O plano prevê realocar 5 mil funcionários para equipes de nuvem e IA até junho, reduzindo o custo da cadeia e acelerando automação avançada.
Mais IA, menos mão de obra
A empresa informou que 40% dos cortes atingem lojas físicas e centros de distribuição; a prioridade passa a ser modelos generativos e operações autônomas no AWS.
Os recursos liberados devem financiar aceleração de produtos como o Amazon Q e assistentes para clientes corporativos.
Impacto na cadeia
Parceiros danificados pelo corte já relatam pressão por acertos de SLA, mas fornecedores de IA ganham contratos maiores.

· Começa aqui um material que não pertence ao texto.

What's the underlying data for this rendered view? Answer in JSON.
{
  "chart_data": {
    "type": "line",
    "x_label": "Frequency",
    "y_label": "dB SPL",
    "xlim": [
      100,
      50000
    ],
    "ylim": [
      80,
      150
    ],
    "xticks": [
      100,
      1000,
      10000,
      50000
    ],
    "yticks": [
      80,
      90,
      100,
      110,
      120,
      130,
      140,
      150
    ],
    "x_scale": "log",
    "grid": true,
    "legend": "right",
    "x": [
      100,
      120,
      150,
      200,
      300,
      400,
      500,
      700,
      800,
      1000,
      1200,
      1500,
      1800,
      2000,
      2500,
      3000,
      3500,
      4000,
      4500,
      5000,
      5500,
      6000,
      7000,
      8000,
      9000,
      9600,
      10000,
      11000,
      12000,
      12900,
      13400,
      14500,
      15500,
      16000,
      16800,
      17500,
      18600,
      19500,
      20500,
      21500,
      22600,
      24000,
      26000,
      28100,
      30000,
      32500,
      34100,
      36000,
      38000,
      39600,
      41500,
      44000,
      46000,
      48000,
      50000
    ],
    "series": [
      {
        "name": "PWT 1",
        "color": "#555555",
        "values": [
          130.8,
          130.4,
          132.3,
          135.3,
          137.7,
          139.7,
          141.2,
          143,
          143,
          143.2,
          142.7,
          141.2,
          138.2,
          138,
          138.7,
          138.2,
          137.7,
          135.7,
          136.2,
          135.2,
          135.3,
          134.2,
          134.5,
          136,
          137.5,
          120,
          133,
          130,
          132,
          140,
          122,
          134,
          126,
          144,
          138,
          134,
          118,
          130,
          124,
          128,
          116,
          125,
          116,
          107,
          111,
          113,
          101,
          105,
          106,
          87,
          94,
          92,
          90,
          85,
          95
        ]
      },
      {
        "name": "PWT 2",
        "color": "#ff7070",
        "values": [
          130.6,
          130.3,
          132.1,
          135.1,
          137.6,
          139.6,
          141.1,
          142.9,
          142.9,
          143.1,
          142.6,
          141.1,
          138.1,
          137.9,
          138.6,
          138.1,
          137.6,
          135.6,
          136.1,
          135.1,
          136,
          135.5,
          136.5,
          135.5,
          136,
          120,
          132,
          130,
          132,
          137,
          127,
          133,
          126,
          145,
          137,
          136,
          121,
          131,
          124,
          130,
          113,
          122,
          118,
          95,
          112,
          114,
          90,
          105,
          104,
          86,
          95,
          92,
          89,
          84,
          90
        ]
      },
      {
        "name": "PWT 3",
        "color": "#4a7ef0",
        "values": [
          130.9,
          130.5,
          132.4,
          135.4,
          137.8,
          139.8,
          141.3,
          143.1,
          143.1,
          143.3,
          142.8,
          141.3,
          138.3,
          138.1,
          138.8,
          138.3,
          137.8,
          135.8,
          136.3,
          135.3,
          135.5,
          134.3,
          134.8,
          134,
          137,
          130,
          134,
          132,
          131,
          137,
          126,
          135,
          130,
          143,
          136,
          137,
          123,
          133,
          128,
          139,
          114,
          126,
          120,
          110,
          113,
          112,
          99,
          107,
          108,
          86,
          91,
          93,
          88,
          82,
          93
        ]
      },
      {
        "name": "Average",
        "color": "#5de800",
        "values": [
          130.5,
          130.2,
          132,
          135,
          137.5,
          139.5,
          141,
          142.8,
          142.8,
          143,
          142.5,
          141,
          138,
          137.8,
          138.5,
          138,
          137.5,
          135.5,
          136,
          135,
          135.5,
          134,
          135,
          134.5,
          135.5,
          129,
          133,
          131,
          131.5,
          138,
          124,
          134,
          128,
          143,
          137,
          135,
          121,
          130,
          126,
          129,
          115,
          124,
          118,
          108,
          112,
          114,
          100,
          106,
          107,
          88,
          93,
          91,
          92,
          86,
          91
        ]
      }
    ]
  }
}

O CEO Andy Jassy disse que a empresa quer manter o ritmo de inovação enquanto aperta margens em logística e varejo.
O que isso significa
Para empreendedores: repense recursos humanos e ofereça serviços complementares à Amazon, como consultoria de IA, porque a gigante está reduzindo outsourcing logístico.
Para executivos / investidores: acompanhe geração de fluxo em AWS e IA; cortes reforçam foco em produtos premium e reduzem o risco de margens comprimidas com varejo físico.
O que observar: roadmap do AWS, resultados trimestrais e anúncios de parcerias em IA generativa; qualquer nova licitação da Amazon é pista sobre redefinição de prioridades.
Em resumo: a Amazon corta 16 mil vagas para realocar gastos em IA generativa e compensar margens apertadas; vale acompanhar como isso afeta parceiros logísticos e fornecedores de nuvem.